In all the years I was married to a Czechoslovakian I learned a few Czech words. Bumbershoot is one of those words. I really don’t think it is a true Czech word. I rather believe it is a word his grandmother used. I think it is the cutest word. Bumbershoot. Just makes you smile when you say it. Okay it makes me smile. Of course I learned some of “those” words too. But! Yes an off colored “but.” I will not go into those words as some of them even make my face red. I just want to talk about bumbershoots.

I was in a new store recently in Eureka as it was the first day they were open. It is a cute antique store, Afterlife Antiques and Oddities, and among all goodies on display and for sale along with a stuffed raccoon eating from a box of junior mints, he’s aptly named, Junior Mints, were some old umbrellas, aka bumbershoots. Yes a bumbershoot is an umbrella. In the store a quick discussion came up about opening an umbrella while inside.

Superstitions are interesting to say the least. I’m among those who both believe and don’t believe in superstitions. To some extend I think most people find it all phooey. If you think about it though, the bad luck stories of black cats and walking under a ladder had to come from somewhere. I mean you can’t just make that stuff up. Or can you? A wonderment for sure.

Is it that you can’t come into a house with an open umbrella or is it that you can’t open it before you go outside? Both could be met with distain from the lady of the house. Coming into a house to get out of a rain storm where it’s raining hard enough to need an umbrella you risk getting the floor wet? A wet floor might lead to a slip and fall. Truly unlucky. On the other hand, opening an umbrella inside to keep rain from landing on your noggin when you step outside? Well let’s see. First off I can see opening a big ole thing with sticky out parts could put an eye out, as all mothers would say about BB guns. If you are in some fancy house with breakables near the door your bumbershoot could knock over some priceless do-dad handed down from the nearest five and dime store. Or something from great aunt Matilda who brought it over on the second ship after the Mayflower. Which ever kind of friends and family you have. Mine is of the five and dime family.

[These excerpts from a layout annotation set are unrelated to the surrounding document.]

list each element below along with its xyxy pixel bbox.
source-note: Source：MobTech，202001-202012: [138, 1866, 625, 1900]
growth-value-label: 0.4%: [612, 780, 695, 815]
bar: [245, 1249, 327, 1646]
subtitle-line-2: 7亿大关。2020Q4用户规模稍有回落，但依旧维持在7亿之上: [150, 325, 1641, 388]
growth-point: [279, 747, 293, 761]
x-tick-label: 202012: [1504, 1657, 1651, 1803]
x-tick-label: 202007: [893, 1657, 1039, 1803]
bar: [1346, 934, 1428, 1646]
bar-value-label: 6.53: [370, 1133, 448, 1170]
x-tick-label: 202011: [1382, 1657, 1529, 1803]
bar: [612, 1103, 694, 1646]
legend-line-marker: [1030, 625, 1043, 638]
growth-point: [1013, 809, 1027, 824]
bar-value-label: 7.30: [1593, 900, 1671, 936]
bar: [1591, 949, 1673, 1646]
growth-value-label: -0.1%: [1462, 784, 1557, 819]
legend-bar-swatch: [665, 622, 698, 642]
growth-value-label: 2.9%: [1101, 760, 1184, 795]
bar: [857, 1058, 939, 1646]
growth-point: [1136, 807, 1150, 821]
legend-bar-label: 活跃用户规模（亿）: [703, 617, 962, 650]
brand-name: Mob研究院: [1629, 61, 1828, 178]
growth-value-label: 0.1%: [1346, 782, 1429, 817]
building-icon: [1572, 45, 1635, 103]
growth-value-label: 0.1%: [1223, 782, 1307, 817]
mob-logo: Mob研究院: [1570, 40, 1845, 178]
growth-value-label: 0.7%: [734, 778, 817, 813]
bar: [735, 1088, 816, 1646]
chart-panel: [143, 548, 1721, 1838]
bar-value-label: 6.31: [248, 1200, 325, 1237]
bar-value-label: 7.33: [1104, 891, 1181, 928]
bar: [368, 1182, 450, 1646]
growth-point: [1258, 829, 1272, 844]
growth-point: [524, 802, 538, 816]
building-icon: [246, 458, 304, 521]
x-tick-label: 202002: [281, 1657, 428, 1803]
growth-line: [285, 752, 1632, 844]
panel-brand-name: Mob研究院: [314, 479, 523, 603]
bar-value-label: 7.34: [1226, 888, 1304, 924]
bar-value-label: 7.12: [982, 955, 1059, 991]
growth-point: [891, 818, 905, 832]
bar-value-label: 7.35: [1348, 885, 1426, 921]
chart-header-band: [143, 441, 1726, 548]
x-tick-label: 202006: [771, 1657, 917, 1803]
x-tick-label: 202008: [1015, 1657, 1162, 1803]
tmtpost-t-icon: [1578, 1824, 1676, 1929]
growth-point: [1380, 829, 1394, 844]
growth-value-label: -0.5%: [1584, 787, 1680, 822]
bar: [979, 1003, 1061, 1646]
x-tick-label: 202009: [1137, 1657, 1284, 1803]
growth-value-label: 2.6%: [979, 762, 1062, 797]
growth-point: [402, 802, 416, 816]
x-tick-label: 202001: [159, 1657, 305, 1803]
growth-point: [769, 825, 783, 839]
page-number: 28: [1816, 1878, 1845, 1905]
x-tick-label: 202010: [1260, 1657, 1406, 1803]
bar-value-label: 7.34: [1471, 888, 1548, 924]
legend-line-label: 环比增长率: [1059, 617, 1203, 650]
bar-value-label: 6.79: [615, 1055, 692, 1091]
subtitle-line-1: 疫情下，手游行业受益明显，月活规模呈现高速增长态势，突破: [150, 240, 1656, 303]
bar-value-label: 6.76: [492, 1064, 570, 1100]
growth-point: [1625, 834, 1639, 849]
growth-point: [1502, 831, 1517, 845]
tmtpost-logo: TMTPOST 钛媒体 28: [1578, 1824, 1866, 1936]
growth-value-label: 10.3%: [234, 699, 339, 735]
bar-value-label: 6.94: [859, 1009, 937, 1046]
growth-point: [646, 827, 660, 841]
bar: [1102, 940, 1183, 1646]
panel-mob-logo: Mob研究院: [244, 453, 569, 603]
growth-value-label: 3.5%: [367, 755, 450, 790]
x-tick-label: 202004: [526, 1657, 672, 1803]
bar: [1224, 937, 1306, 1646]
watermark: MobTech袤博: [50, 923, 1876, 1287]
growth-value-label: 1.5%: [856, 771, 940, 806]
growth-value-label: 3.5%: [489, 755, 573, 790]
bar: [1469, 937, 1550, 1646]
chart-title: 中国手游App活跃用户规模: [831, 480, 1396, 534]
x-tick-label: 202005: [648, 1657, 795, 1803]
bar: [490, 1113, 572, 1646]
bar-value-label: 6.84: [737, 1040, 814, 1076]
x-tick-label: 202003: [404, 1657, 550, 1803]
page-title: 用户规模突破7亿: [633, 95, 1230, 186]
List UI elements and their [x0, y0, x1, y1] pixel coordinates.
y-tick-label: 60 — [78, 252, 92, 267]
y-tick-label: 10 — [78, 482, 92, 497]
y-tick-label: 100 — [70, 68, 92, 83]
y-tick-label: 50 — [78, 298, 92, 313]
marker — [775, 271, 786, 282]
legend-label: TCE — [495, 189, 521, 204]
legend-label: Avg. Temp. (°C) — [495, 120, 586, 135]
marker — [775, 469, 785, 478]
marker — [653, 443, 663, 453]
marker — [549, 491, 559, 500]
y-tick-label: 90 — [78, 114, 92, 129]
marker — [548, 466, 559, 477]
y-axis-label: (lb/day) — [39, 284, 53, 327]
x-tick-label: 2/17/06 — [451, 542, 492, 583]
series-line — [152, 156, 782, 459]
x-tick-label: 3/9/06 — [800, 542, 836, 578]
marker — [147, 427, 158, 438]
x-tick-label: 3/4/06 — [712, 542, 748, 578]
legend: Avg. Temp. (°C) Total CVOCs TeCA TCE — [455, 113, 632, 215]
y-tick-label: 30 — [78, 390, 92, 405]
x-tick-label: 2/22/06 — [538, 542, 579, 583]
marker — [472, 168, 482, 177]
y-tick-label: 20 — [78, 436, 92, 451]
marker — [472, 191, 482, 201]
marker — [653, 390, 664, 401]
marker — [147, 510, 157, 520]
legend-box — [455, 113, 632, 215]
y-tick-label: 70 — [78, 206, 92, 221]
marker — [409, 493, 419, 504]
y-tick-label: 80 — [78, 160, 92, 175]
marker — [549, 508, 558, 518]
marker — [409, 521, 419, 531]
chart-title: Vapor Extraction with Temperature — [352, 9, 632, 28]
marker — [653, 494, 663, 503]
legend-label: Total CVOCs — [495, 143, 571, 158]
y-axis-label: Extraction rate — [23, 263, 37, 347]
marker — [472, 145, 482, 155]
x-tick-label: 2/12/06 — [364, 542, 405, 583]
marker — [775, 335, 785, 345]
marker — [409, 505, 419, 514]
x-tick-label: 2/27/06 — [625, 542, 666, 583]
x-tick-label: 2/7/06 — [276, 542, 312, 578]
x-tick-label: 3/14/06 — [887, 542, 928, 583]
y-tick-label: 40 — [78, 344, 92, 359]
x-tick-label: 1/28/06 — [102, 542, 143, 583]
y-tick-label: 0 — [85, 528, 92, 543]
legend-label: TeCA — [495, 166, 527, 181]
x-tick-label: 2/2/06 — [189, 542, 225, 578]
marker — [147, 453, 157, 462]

Do superstitions about umbrellas cover parasols too? The frilly little things ladies used to keep the sun off their delicate faces while they fluffed at themselves by waving a hankie under their chins. Oh and do the superstitions also include those hats that you can buy that have little umbrellas attached to them. Those hats you are most likely to see at a baseball game where they’re worn to keep the sun at bay from red faced fans. I do believe that the attached umbrellas on those umbrella topped hats have been detonated to full openness more than once inside a home.

I just talked to a friend who tried to school me that bumbershoot is a British slang word. No way. I shall still think of it as a grandma Machacek Czech word. It’s all in what you want and feel. I feel it is bad luck to open a bumbershoot inside a house. Then again I would rather go outside and dance in the rain instead of trying to keep it off my head. I mean, have you ever washed your hair with rain water? There was a reason people kept a “rain barrel” under the eaves of a house.

Of course I also believe that climbing the north side of a tree, while the sun is in the last hours of a summer day will result in a fall and a broken appendage.  Maybe not from falling out of that particular tree but at some point in your life.  Hey who said you couldn’t make this stuff up?

Dance in the rain, climb the north side of a tree, cross the path of a black cat. But for goodness sakes do not pick up a penny that is tails up until you turn it over and rub it on the ground first to rub off all the bad luck. Especially when it’s raining and you are carrying an open bumbershoot.